My almost 2-year-old son loves to touch himself. How do I handle this without making him think it’s wrong?

This is a question many parents have about their toddlers — both boys and girls. From the way you asked it, I think you already understand that this is very typical and normal toddler behavior. However, it is also part of your responsibility as a parent to help children understand that some behaviors are appropriate in some settings but not in others. Toddlers are well known for taking off all their clothes, self-exploration and other similar behaviors that may be okay at home in their bedroom or bathroom but not out in public.

Moreover, toddlers also crave attention — positive or negative. So, they are prone to repeat behaviors that get attention, even if that attention means that they get in trouble. If you act bothered when your child touches himself and express that to him in a way that might bring shame, you can actually reinforce that behavior by providing the attention that he wants.

Finally, some parents are concerned that these behaviors are a sign that their child may have been abused, but self-exploration or self-stimulation are most often just part of typical development. Engaging in sexual acts with other children at a young age or specific concerns regarding a situation with another individual would warrant further evaluation.
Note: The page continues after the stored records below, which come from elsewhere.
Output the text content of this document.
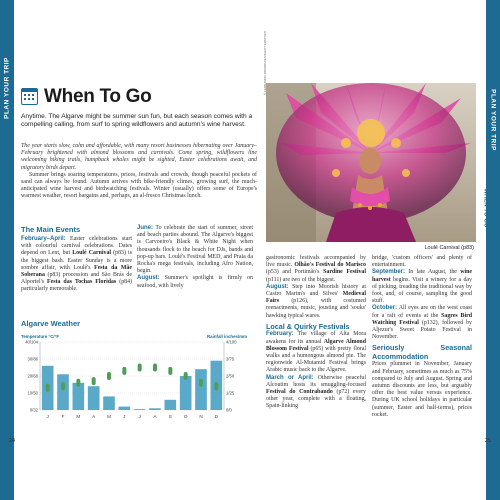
PLAN YOUR TRIP
PLAN YOUR TRIP
WHEN TO GO
WHEN TO GO
24	25
When To Go
Anytime. The Algarve might be summer sun fun, but each season comes with a compelling calling, from surf to spring wildflowers and autumn's wine harvest.

The year starts slow, calm and affordable, with many resort businesses hibernating over January–February brightened with almond blossoms and carnivals. Come spring, wildflowers line welcoming hiking trails, humpback whales might be sighted, Easter celebrations await, and migratory birds depart.

Summer brings soaring temperatures, prices, festivals and crowds, though peaceful pockets of sand can always be found. Autumn arrives with bike-friendly climes, growing surf, the much-anticipated wine harvest and birdwatching festivals. Winter (usually) offers some of Europe's warmest weather, resort bargains and, perhaps, an al-fresco Christmas lunch.

The Main Events

February–April: Easter celebrations start with colourful carnival celebrations. Dates depend on Lent, but Loulé Carnival (p83) is the biggest bash. Easter Sunday is a more sombre affair, with Loulé's Festa da Mãe Soberana (p83) procession and São Brás de Alportel's Festa das Tochas Floridas (p84) particularly memorable.

June: To celebrate the start of summer, street and beach parties abound. The Algarve's biggest is Carvoeiro's Black & White Night when thousands flock to the beach for DJs, bands and pop-up bars. Loulé's Festival MED, and Praia da Rocha's mega festivals, including Afro Nation, begin.

August: Summer's spotlight is firmly on seafood, with lively

Algarve Weather
Temperature °C/°F	Rainfall inches/mm
40/104	4/100
30/86	3/75
20/68	2/50
10/50	1/25
0/32	0/0
J	F	M	A	M	J	J	A	S	O	N	D
© FERNANDO RODRIGUES/SHUTTERSTOCK
Loulé Carnival (p83)

gastronomic festivals accompanied by live music. Olhão's Festival do Marisco (p53) and Portimão's Sardine Festival (p111) are two of the biggest.

August: Step into Moorish history at Castro Marim's and Silves' Medieval Fairs (p126), with costumed reenactments, music, jousting and 'souks' hawking typical wares.

Local & Quirky Festivals

February: The village of Alta Mora awakens for its annual Algarve Almond Blossom Festival (p65) with pretty floral walks and a humongous almond pie. The regionwide Al-Mutamid Festival brings Arabic music back to the Algarve.

March or April: Otherwise peaceful Alcoutim hosts its smuggling-focused Festival do Contrabando (p72) every other year, complete with a floating, Spain-linking

bridge, 'custom officers' and plenty of entertainment.

September: In late August, the wine harvest begins. Visit a winery for a day of picking, treading the traditional way by foot, and, of course, sampling the good stuff.

October: All eyes are on the west coast for a raft of events at the Sagres Bird Watching Festival (p132), followed by Aljezur's Sweet Potato Festival in November.

Seriously Seasonal Accommodation

Prices plummet in November, January and February, sometimes as much as 75% compared to July and August. Spring and autumn discounts are less, but arguably offer the best value versus experience. During UK school holidays in particular (summer, Easter and half-terms), prices rocket.
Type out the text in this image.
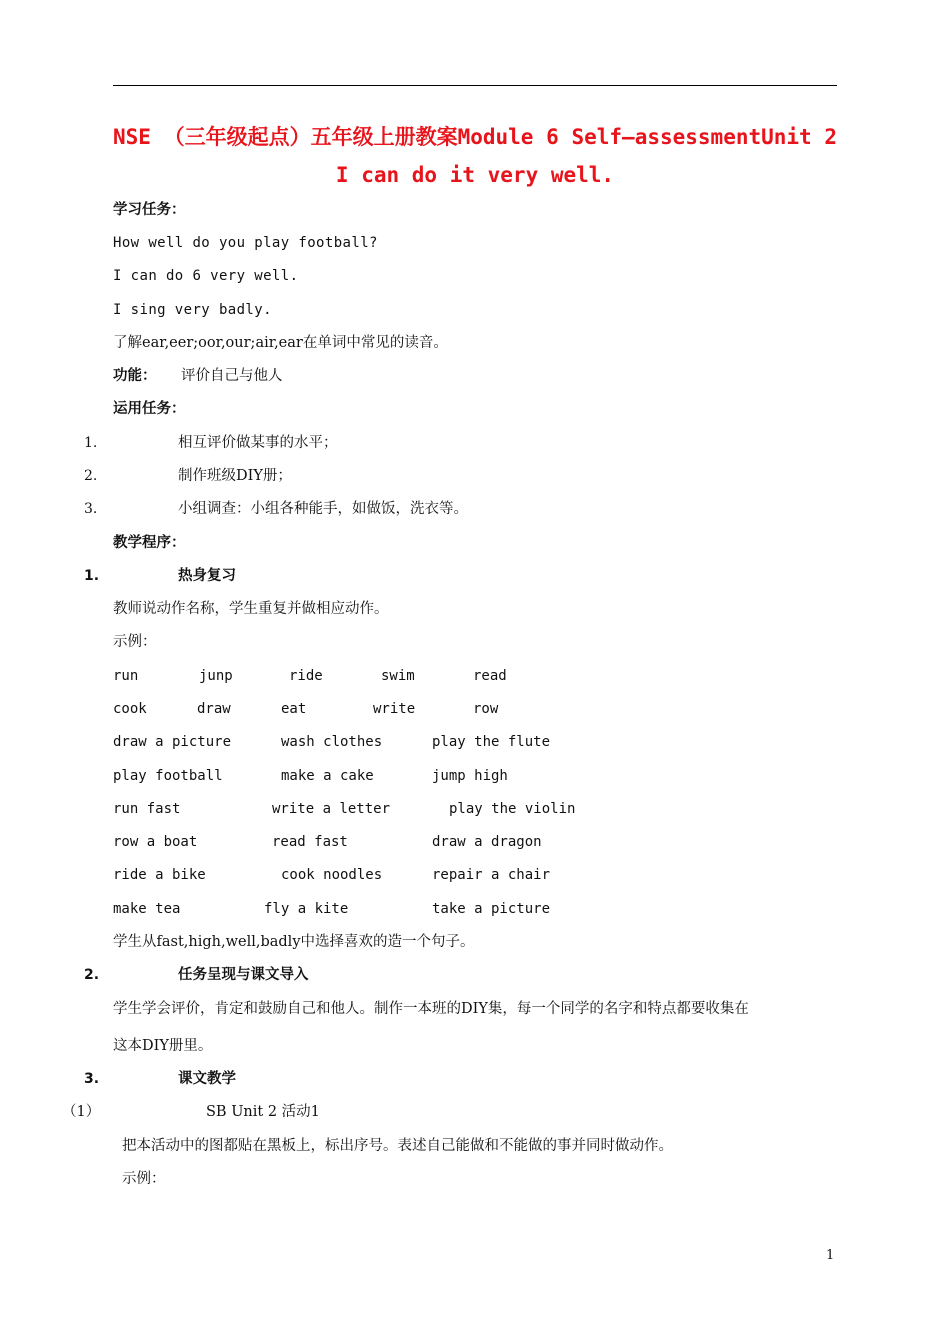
NSE （三年级起点）五年级上册教案Module 6 Self—assessmentUnit 2
I can do it very well.
学习任务：
How well do you play football?
I can do 6 very well.
I sing very badly.
了解ear,eer;oor,our;air,ear在单词中常见的读音。
功能： 评价自己与他人
运用任务：
1.	相互评价做某事的水平；
2.	制作班级DIY册；
3.	小组调查：小组各种能手，如做饭，洗衣等。
教学程序：
1.	热身复习
教师说动作名称，学生重复并做相应动作。
示例：
run	junp	ride	swim	read
cook	draw	eat	write	row
draw a picture	wash clothes	play the flute
play football	make a cake	jump high
run fast	write a letter	play the violin
row a boat	read fast	draw a dragon
ride a bike	cook noodles	repair a chair
make tea	fly a kite	take a picture
学生从fast,high,well,badly中选择喜欢的造一个句子。
2.	任务呈现与课文导入
学生学会评价，肯定和鼓励自己和他人。制作一本班的DIY集，每一个同学的名字和特点都要收集在
这本DIY册里。
3.	课文教学
（1）	SB Unit 2 活动1
把本活动中的图都贴在黑板上，标出序号。表述自己能做和不能做的事并同时做动作。
示例：
1
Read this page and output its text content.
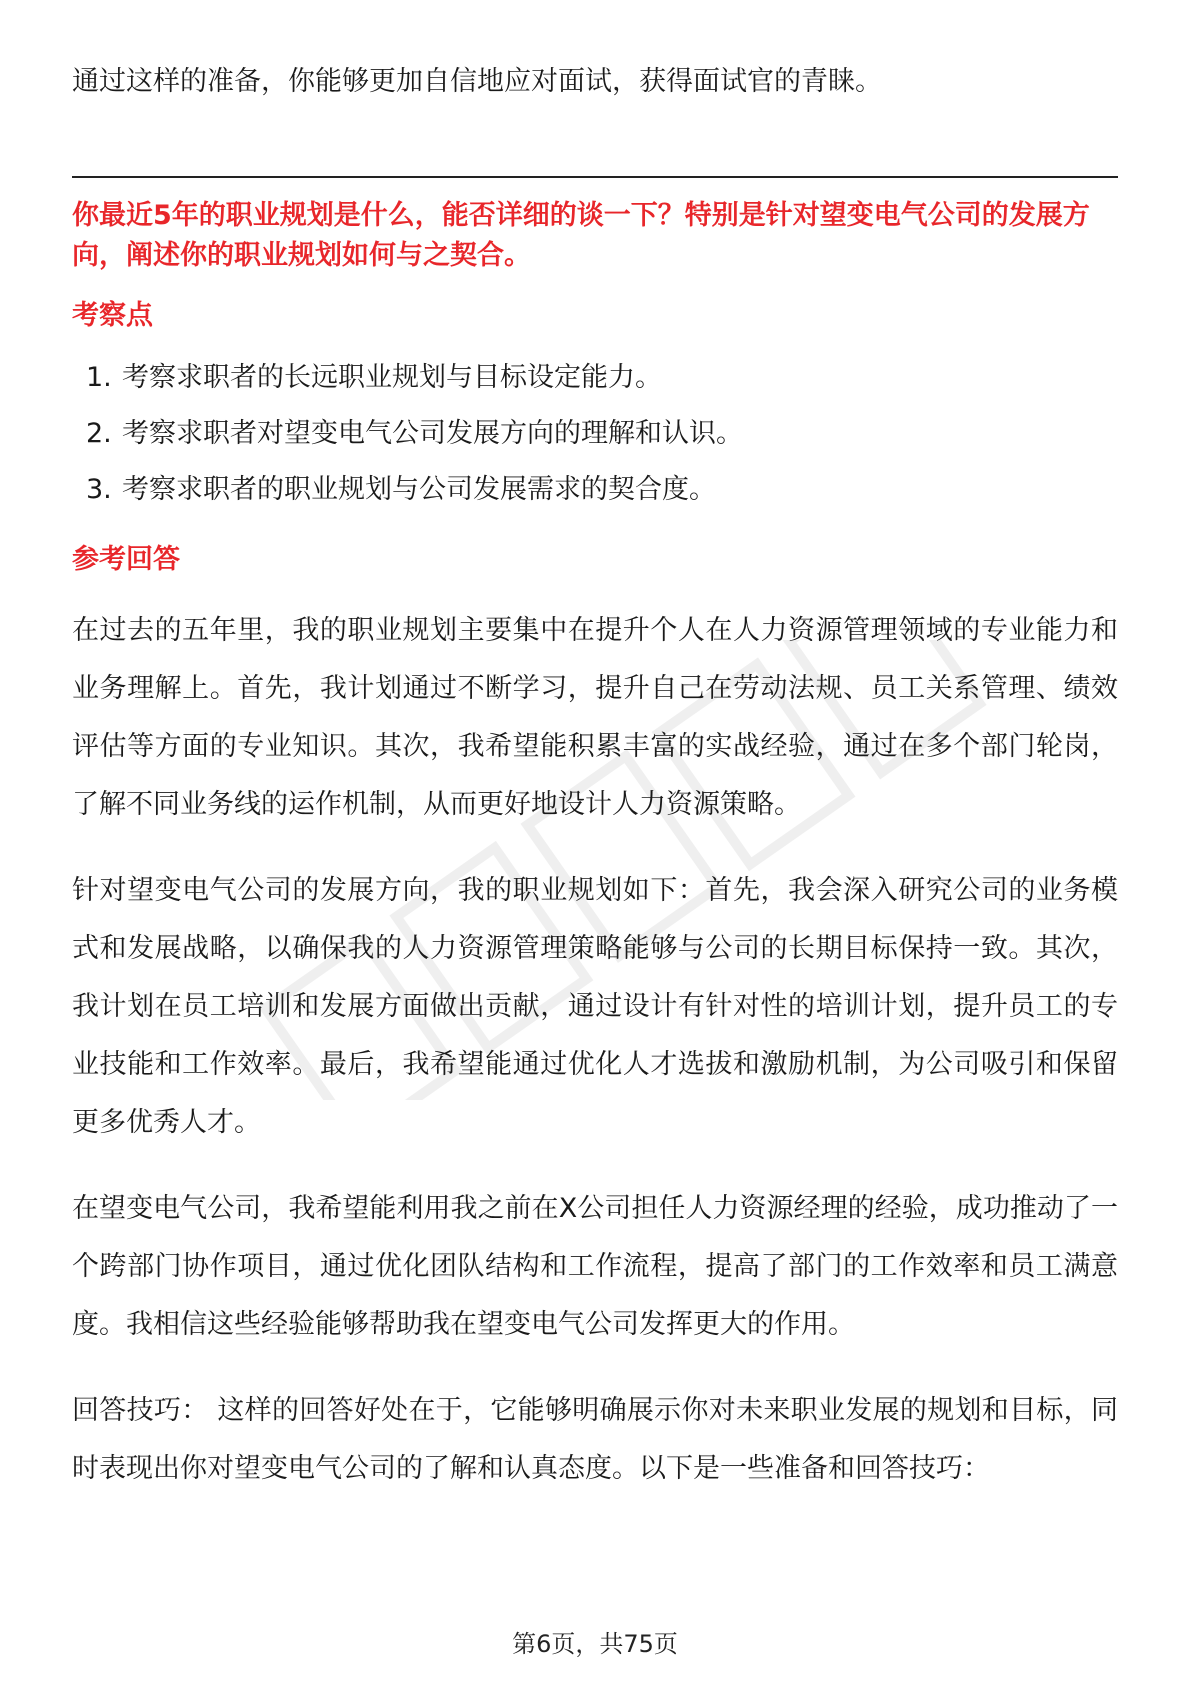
通过这样的准备，你能够更加自信地应对面试，获得面试官的青睐。

你最近5年的职业规划是什么，能否详细的谈一下？特别是针对望变电气公司的发展方向，阐述你的职业规划如何与之契合。

考察点
1. 考察求职者的长远职业规划与目标设定能力。
2. 考察求职者对望变电气公司发展方向的理解和认识。
3. 考察求职者的职业规划与公司发展需求的契合度。
参考回答

在过去的五年里，我的职业规划主要集中在提升个人在人力资源管理领域的专业能力和业务理解上。首先，我计划通过不断学习，提升自己在劳动法规、员工关系管理、绩效评估等方面的专业知识。其次，我希望能积累丰富的实战经验，通过在多个部门轮岗，了解不同业务线的运作机制，从而更好地设计人力资源策略。

针对望变电气公司的发展方向，我的职业规划如下：首先，我会深入研究公司的业务模式和发展战略，以确保我的人力资源管理策略能够与公司的长期目标保持一致。其次，我计划在员工培训和发展方面做出贡献，通过设计有针对性的培训计划，提升员工的专业技能和工作效率。最后，我希望能通过优化人才选拔和激励机制，为公司吸引和保留更多优秀人才。

在望变电气公司，我希望能利用我之前在X公司担任人力资源经理的经验，成功推动了一个跨部门协作项目，通过优化团队结构和工作流程，提高了部门的工作效率和员工满意度。我相信这些经验能够帮助我在望变电气公司发挥更大的作用。

回答技巧： 这样的回答好处在于，它能够明确展示你对未来职业发展的规划和目标，同时表现出你对望变电气公司的了解和认真态度。以下是一些准备和回答技巧：

第6页，共75页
My approach with families is to first normalize the behavior as something common among toddlers and then work with them to come up with strategies to limit the behavior in public spaces. Because toddlers love your attention, you can use that to purposefully shift them to a more desired activity when in public. If your child starts fondling himself, ignore the behavior, but direct him towards something fun you can do together. If the behavior persists, parents can tell their toddler that they should only touch private parts in private and provide suggestions for more appropriate behaviors (playing with toys, swinging legs, etc.). For younger kids who may not be ready to understand that concept, parents can put their children in onesies that limit access. If the behaviors don’t respond to conservative strategies, older children (4+) may benefit from working with a psychologist, who may use a type of cognitive-behavioral therapy called habit-reversal training. Children with autism or other developmental disabilities may need a more intensive applied behavioral analysis approach.

The good news is that for most toddlers, this period of self-exploration is limited and resolves with mild redirection from parents. I think your underlying concern about not wanting to shame your child is really helpful, and I suspect that you will come up with strategies that help your child understand that this behavior isn’t wrong but just something that should be private.


Daniel Felten Daniel Felten, MD, is a complex care specialist at Children’s National.